Umstrittene Lehrerin : Ursula Sarrazin, die Anklägerin

01.10.2012 09:08 Uhrvon
Umstritten: Ursula Sarrazin. Foto: Thilo Rückeis
Umstritten: Ursula Sarrazin. - Foto: Thilo Rückeis

Ursula Sarrazin galt als umstrittenste Lehrerin im Land. Viele glauben, sich von ihr ein Bild machen zu können. Am Montag erscheint ihr Buch: eine Abrechnung mit Berlins Schullandschaft. Meint sie das wirklich alles ernst? Zeit für ein Gespräch.

Sie stutzt. Hat sie das geschrieben? Sie guckt in ihrem Exemplar nach, das sie mitgebracht hat in ein Café am U-Bahnhof Neu-Westend. Ursula Sarrazin hat einige Buchseiten mit bunten Klebestreifen markiert. Auf Seite 271 hat sie nichts eingeklebt, dort stehen die Worte: „Drahtzieher“ und „Vernichtung“. Als sie die Stelle findet, sagt die Frau des ehemaligen Bundesbank-Vorstands und Berliner Finanzsenators Thilo Sarrazin, gelassen: „Als Lehrerin bin ich vernichtet worden.“

Das ist der Ton, um den es hier geht. Leise vorgetragen, aber unerbittlich in seiner Botschaft.

Die Lehrerin Ursula Sarrazin existiert nicht mehr, so sieht sie es, offiziell ist sie seit Ende des Schuljahres 2010/2011 auf eigenen Antrag beurlaubt.

Aber die Frau, 60, die diesen Beruf 30 Jahre lang mit „Begeisterung“ ausgeübt hat, wie sie sagt, hat dieses Kapitel ihres Lebens noch nicht abgeschlossen.
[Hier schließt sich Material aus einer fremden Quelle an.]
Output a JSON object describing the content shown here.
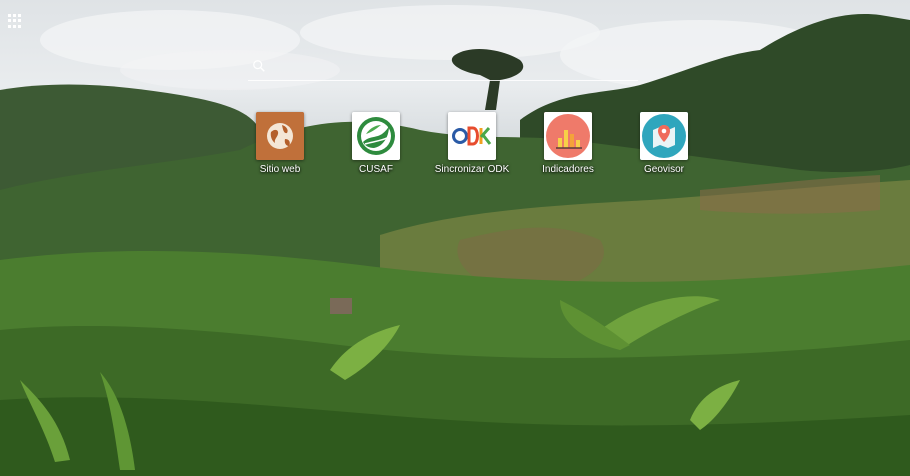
{
  "home": {
    "apps_icon": "apps-grid-icon",
    "search_icon": "search-icon",
    "shortcuts": [
      {
        "label": "Sitio web",
        "icon": "globe-icon",
        "color": "#c0703a"
      },
      {
        "label": "CUSAF",
        "icon": "cusaf-logo-icon",
        "color": "#ffffff"
      },
      {
        "label": "Sincronizar ODK",
        "icon": "odk-logo-icon",
        "color": "#ffffff"
      },
      {
        "label": "Indicadores",
        "icon": "bar-chart-icon",
        "color": "#ef7a6a"
      },
      {
        "label": "Geovisor",
        "icon": "map-pin-icon",
        "color": "#2fa6bd"
      }
    ]
  }
}
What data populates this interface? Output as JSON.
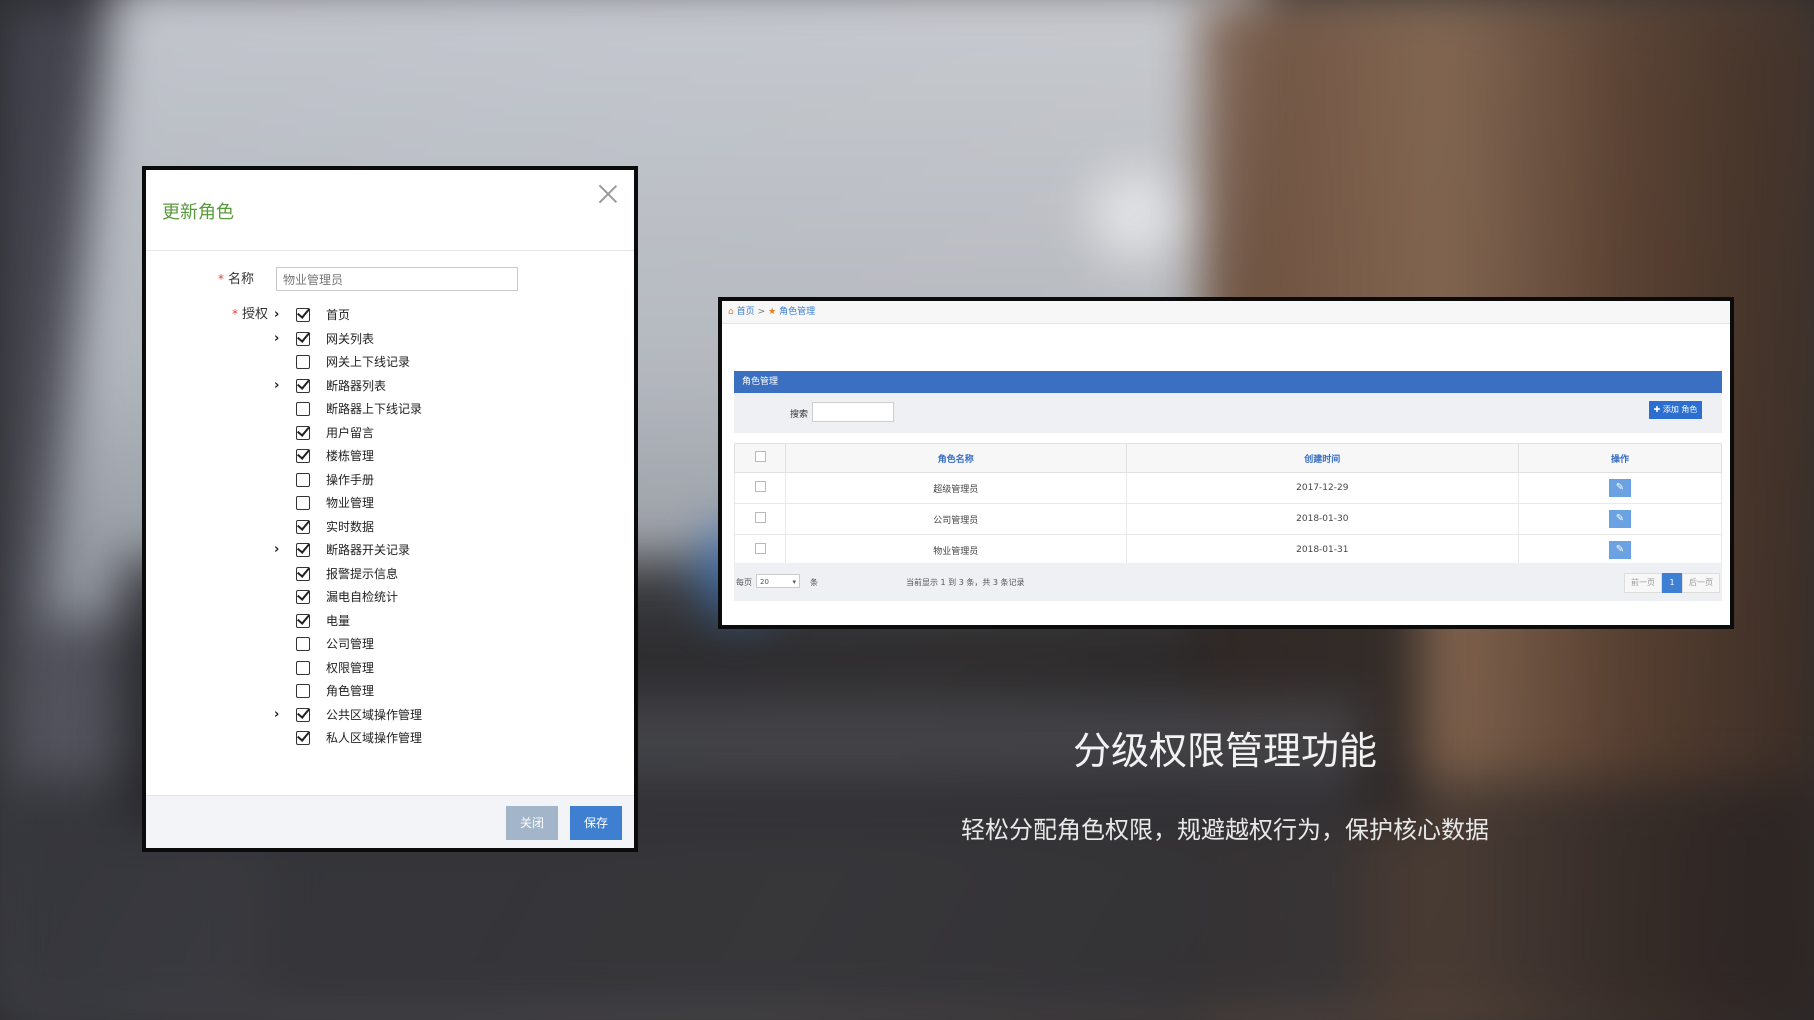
{
  "dialog": {
    "title": "更新角色",
    "name_label": "名称",
    "name_value": "物业管理员",
    "auth_label": "授权",
    "permissions": [
      {
        "label": "首页",
        "checked": true,
        "expandable": true
      },
      {
        "label": "网关列表",
        "checked": true,
        "expandable": true
      },
      {
        "label": "网关上下线记录",
        "checked": false,
        "expandable": false
      },
      {
        "label": "断路器列表",
        "checked": true,
        "expandable": true
      },
      {
        "label": "断路器上下线记录",
        "checked": false,
        "expandable": false
      },
      {
        "label": "用户留言",
        "checked": true,
        "expandable": false
      },
      {
        "label": "楼栋管理",
        "checked": true,
        "expandable": false
      },
      {
        "label": "操作手册",
        "checked": false,
        "expandable": false
      },
      {
        "label": "物业管理",
        "checked": false,
        "expandable": false
      },
      {
        "label": "实时数据",
        "checked": true,
        "expandable": false
      },
      {
        "label": "断路器开关记录",
        "checked": true,
        "expandable": true
      },
      {
        "label": "报警提示信息",
        "checked": true,
        "expandable": false
      },
      {
        "label": "漏电自检统计",
        "checked": true,
        "expandable": false
      },
      {
        "label": "电量",
        "checked": true,
        "expandable": false
      },
      {
        "label": "公司管理",
        "checked": false,
        "expandable": false
      },
      {
        "label": "权限管理",
        "checked": false,
        "expandable": false
      },
      {
        "label": "角色管理",
        "checked": false,
        "expandable": false
      },
      {
        "label": "公共区域操作管理",
        "checked": true,
        "expandable": true
      },
      {
        "label": "私人区域操作管理",
        "checked": true,
        "expandable": false
      }
    ],
    "close_label": "关闭",
    "save_label": "保存"
  },
  "panel": {
    "breadcrumb": {
      "home": "首页",
      "separator": ">",
      "current": "角色管理"
    },
    "box_title": "角色管理",
    "search_label": "搜索",
    "add_button": "✚ 添加 角色",
    "columns": [
      "角色名称",
      "创建时间",
      "操作"
    ],
    "rows": [
      {
        "name": "超级管理员",
        "created": "2017-12-29"
      },
      {
        "name": "公司管理员",
        "created": "2018-01-30"
      },
      {
        "name": "物业管理员",
        "created": "2018-01-31"
      }
    ],
    "pager": {
      "per_page_label": "每页",
      "per_page_value": "20",
      "unit": "条",
      "info": "当前显示 1 到 3 条，共 3 条记录",
      "prev": "前一页",
      "current": "1",
      "next": "后一页"
    }
  },
  "headline": "分级权限管理功能",
  "subline": "轻松分配角色权限，规避越权行为，保护核心数据",
  "colors": {
    "primary_blue": "#3b6fc1",
    "title_green": "#5a9a3e",
    "required_red": "#e0463c"
  }
}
Deshalb hat sie ein Buch geschrieben, 288 Seiten dick, „Hexenjagd. Mein Schuldienst in Berlin.“ Ein „Tatsachenbericht“, wie sie es nennt. Es erscheint an diesem Montag, und es ist ein wichtiger Teil von Ursula Sarrazins Mission, ihren guten Ruf wiederherzustellen. Auch deshalb ist sie hierher gekommen, ins „Wiener Café“, eine Institution schon zu West-Berliner-Zeiten. Hier, nahe ihrem Haus und ihrer Schule, an der sie zuletzt unterrichtet hat, ist das Leben immer ein langer, ruhiger Fluss gewesen. Erschütterungen finden normalerweise jenseits dieses bürgerlichen Kiezes statt, aber das Buch, das sie geschrieben hat, ist eine einzige Erschütterung.

Die Geschichte über Ursula Sarrazin und das Berliner Schulleben ist verworren. Wer sie verstehen will, wird sich verirren. Sie ist überlagert von Vorurteilen und Halbwahrheiten, Missgunst und Überheblichkeit. Und die gegenseitigen Vorwürfe sind erniedrigend. Gesunder Menschenverstand, Mäßigung spielen keine Rolle.

Nebenberuf Bestsellerautor: Sarrazin und Co.:

Sie kommt allein und zu Fuß. In den drei Stunden, die das Gespräch dauert, bewahrt sie Haltung, beantwortet alle Fragen offen. Manchmal, wenn sie lacht, sieht sie aus wie ein junges Mädchen. Sie hat Sommersprossen, strahlt keine Kälte aus und redet nie verbissen. Ursula Sarrazin hat sich im Griff, denn es geht ihr um das Große und Ganze, um ihre Reinwaschung.

Den Fall Sarrazin, der zeitweise alle wichtigen Zeitungen und Magazine des Landes beschäftigte, sogar Talk-Shows, hätte es ohne Thilo Sarrazins Arbeit als Finanzsenator und ohne sein Buch „Deutschland schafft sich ab“ wohl nie gegeben. Landauf, landab wurde 2011 über „Deutschlands umstrittenste Lehrerin“ berichtet, wie die „Bild“-Zeitung schrieb. Seit 2008 waren immer wieder ähnlich lautende Vorwürfe zu lesen: Sarrazin schreie Schüler an, bringe sie zum Weinen, beleidige ausländische Schüler, verbiete Kindern zur Toilette zu gehen, habe ein Kind geschlagen. Sie sei zu streng, benote zu hart, habe ein Kind unrechtmäßig zurückversetzt. Eltern beschwerten sich massiv, schrieben Briefe, Dienstaufsichtsbeschwerden wurden formuliert, schließlich wurde „roter Filz“ vermutet, weil der Schulsenator und der prominente Ehemann der SPD angehörten und statt ihrer ein Schulrat versetzt worden war.